Length-indexed vectors represent the paradigmatic example of dependent data types. The Vec A n type carries its length n at the type level, enabling operations that are guaranteed to respect vector bounds at compile time. The nil constructor produces vectors of length zero, while cons extends vectors by exactly one element.

This example demonstrates how dependent types can encode invariants that would traditionally require runtime checking. The type system ensures that vector operations respect length constraints, eliminating entire classes of array bounds errors at compile time.

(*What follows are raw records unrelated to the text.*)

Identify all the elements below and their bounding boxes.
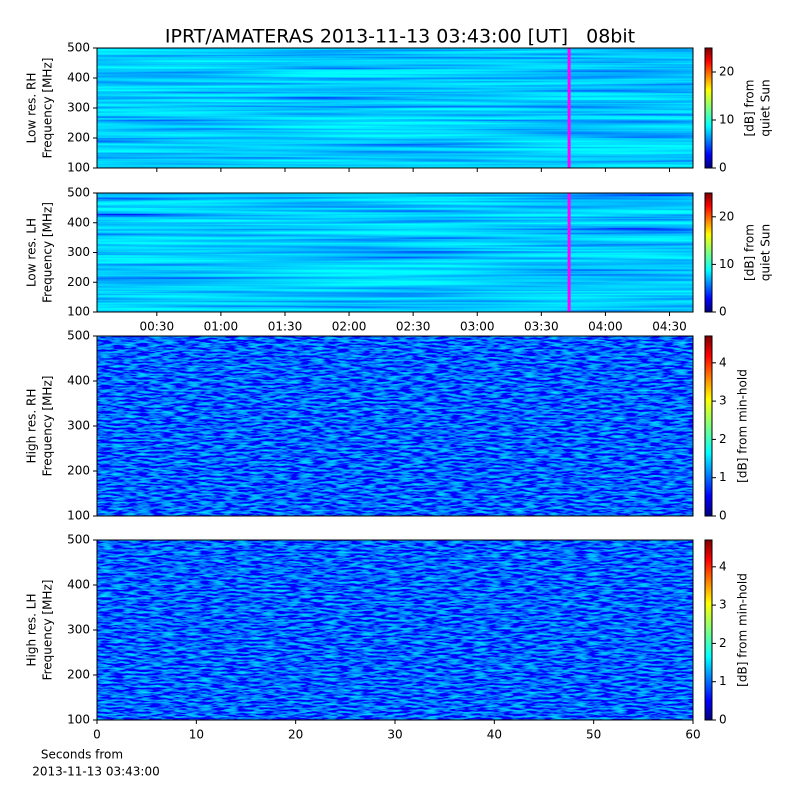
colorbar-tick-label: 4 bbox=[719, 355, 727, 369]
y-axis-label: High res. RH bbox=[25, 389, 39, 464]
y-tick-label: 200 bbox=[67, 131, 90, 145]
colorbar-label: quiet Sun bbox=[759, 224, 773, 281]
y-tick-label: 200 bbox=[67, 668, 90, 682]
x-tick-label: 03:30 bbox=[524, 320, 559, 334]
colorbar-tick-label: 10 bbox=[719, 113, 734, 127]
y-axis-label: Frequency [MHz] bbox=[41, 58, 55, 159]
x-tick-label: 02:30 bbox=[396, 320, 431, 334]
colorbar-tick-label: 3 bbox=[719, 598, 727, 612]
spectrogram bbox=[97, 193, 693, 312]
x-tick-label: 03:00 bbox=[460, 320, 495, 334]
y-tick-label: 500 bbox=[67, 533, 90, 547]
y-tick-label: 200 bbox=[67, 275, 90, 289]
colorbar bbox=[704, 47, 713, 169]
x-tick-label: 0 bbox=[93, 728, 101, 742]
x-tick-label: 04:30 bbox=[652, 320, 687, 334]
x-tick-label: 02:00 bbox=[332, 320, 367, 334]
colorbar-tick-label: 0 bbox=[719, 161, 727, 175]
colorbar-tick-label: 20 bbox=[719, 209, 734, 223]
y-axis-label: Frequency [MHz] bbox=[41, 376, 55, 477]
colorbar-tick-label: 1 bbox=[719, 470, 727, 484]
colorbar-label: [dB] from min-hold bbox=[736, 369, 750, 483]
spectrogram bbox=[97, 48, 693, 168]
colorbar-tick-label: 1 bbox=[719, 674, 727, 688]
colorbar-tick-label: 0 bbox=[719, 305, 727, 319]
y-tick-label: 100 bbox=[67, 509, 90, 523]
colorbar bbox=[704, 192, 713, 313]
colorbar-tick-label: 0 bbox=[719, 509, 727, 523]
y-tick-label: 300 bbox=[67, 101, 90, 115]
x-axis-label: 2013-11-13 03:43:00 bbox=[32, 765, 159, 779]
x-tick-label: 50 bbox=[586, 728, 601, 742]
colorbar-label: [dB] from min-hold bbox=[736, 573, 750, 687]
figure-title: IPRT/AMATERAS 2013-11-13 03:43:00 [UT] 0… bbox=[165, 26, 635, 48]
x-tick-label: 60 bbox=[685, 728, 700, 742]
colorbar-label: [dB] from bbox=[743, 224, 757, 281]
y-tick-label: 400 bbox=[67, 215, 90, 229]
y-tick-label: 500 bbox=[67, 329, 90, 343]
x-tick-label: 10 bbox=[189, 728, 204, 742]
y-tick-label: 300 bbox=[67, 245, 90, 259]
spectrogram bbox=[97, 336, 693, 516]
y-axis-label: Frequency [MHz] bbox=[41, 202, 55, 303]
x-tick-label: 04:00 bbox=[588, 320, 623, 334]
y-axis-label: Low res. LH bbox=[25, 218, 39, 287]
colorbar-tick-label: 10 bbox=[719, 257, 734, 271]
y-tick-label: 300 bbox=[67, 623, 90, 637]
x-tick-label: 30 bbox=[387, 728, 402, 742]
colorbar-tick-label: 20 bbox=[719, 65, 734, 79]
x-tick-label: 20 bbox=[288, 728, 303, 742]
y-tick-label: 200 bbox=[67, 464, 90, 478]
colorbar bbox=[704, 539, 713, 721]
y-tick-label: 100 bbox=[67, 161, 90, 175]
y-tick-label: 500 bbox=[67, 186, 90, 200]
y-axis-label: Low res. RH bbox=[25, 73, 39, 144]
y-tick-label: 100 bbox=[67, 713, 90, 727]
colorbar-tick-label: 3 bbox=[719, 394, 727, 408]
y-axis-label: High res. LH bbox=[25, 593, 39, 666]
y-tick-label: 400 bbox=[67, 71, 90, 85]
x-tick-label: 40 bbox=[487, 728, 502, 742]
colorbar-label: [dB] from bbox=[743, 80, 757, 137]
colorbar-tick-label: 2 bbox=[719, 636, 727, 650]
y-tick-label: 100 bbox=[67, 305, 90, 319]
spectrogram bbox=[97, 540, 693, 720]
y-tick-label: 500 bbox=[67, 41, 90, 55]
y-tick-label: 300 bbox=[67, 419, 90, 433]
colorbar-label: quiet Sun bbox=[759, 79, 773, 136]
y-tick-label: 400 bbox=[67, 578, 90, 592]
x-tick-label: 00:30 bbox=[140, 320, 175, 334]
x-tick-label: 01:30 bbox=[268, 320, 303, 334]
colorbar-tick-label: 2 bbox=[719, 432, 727, 446]
colorbar-tick-label: 4 bbox=[719, 559, 727, 573]
colorbar-tick-label: 0 bbox=[719, 713, 727, 727]
y-tick-label: 400 bbox=[67, 374, 90, 388]
y-axis-label: Frequency [MHz] bbox=[41, 580, 55, 681]
x-tick-label: 01:00 bbox=[204, 320, 239, 334]
colorbar bbox=[704, 335, 713, 517]
x-axis-label: Seconds from bbox=[41, 748, 123, 762]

Structure Types and Record Operations

Structure types provide named field access and demonstrate the Calculus of Constructions’ support for record-like data organization:

#![allow(unused)]
fn main() {
inductive Nat : Type with
| zero : Nat
| succ : Nat -> Nat

structure Point : Type := (x : Nat) (y : Nat)

axiom point_instance : Point

axiom Point_x : Point -> Nat
axiom Point_y : Point -> Nat

def get_x_coordinate : Nat := Point_x point_instance
}

The Point structure demonstrates basic record types with named fields. While full dot notation requires additional parser support, the example shows how structures integrate with the dependent type system. Structure types can participate in dependent constructions, enabling data modeling patterns.

Polymorphic Function Composition

Complex polymorphic programming demonstrates the interaction between higher-order functions, type inference, and constraint solving:

#![allow(unused)]
fn main() {
def compose (A : Type) (B : Type) (C : Type) : (B -> C) -> (A -> B) -> A -> C :=
  fun g => fun f => fun x => g (f x)

def doTwice (A : Type) : (A -> A) -> A -> A :=
  fun h => fun x => h (h x)
}

These examples show curried function definitions that demonstrate the lambda calculus foundations of the Calculus of Constructions. The compose function shows three-way type polymorphism, while doTwice demonstrates how polymorphic higher-order functions can abstract over computational patterns.

Working Examples with Type Inference

Practical examples demonstrate how the constraint solver handles complex type inference scenarios:

#![allow(unused)]
fn main() {
axiom id_type : Type -> Type -> Type

def simple_function : Type -> Type := fun A => A

inductive MyBool : Type with
  | true : MyBool
  | false : MyBool

def constFunc (A : Type) (B : Type) : A -> B -> A :=
  fun x => fun y => x
}

These working examples demonstrate the type inference engine in action. The constFunc definition shows how the constraint solver handles nested lambda abstractions with polymorphic types. The simple_function illustrates type-level computation, where functions can manipulate types as first-class values.

Advanced Dependent Programming

The most examples demonstrate the full power of dependent types in practical programming scenarios:

#![allow(unused)]
fn main() {
-- Dependent types example

def id (A : Type) (x : A) : A := x

axiom Nat : Type
def test_id_nat : Nat -> Nat := id Nat
}

These examples show how dependent types enable programs where types can depend on term values. The id function with explicit type parameters demonstrates how dependent functions can be polymorphic over both types and their computational properties.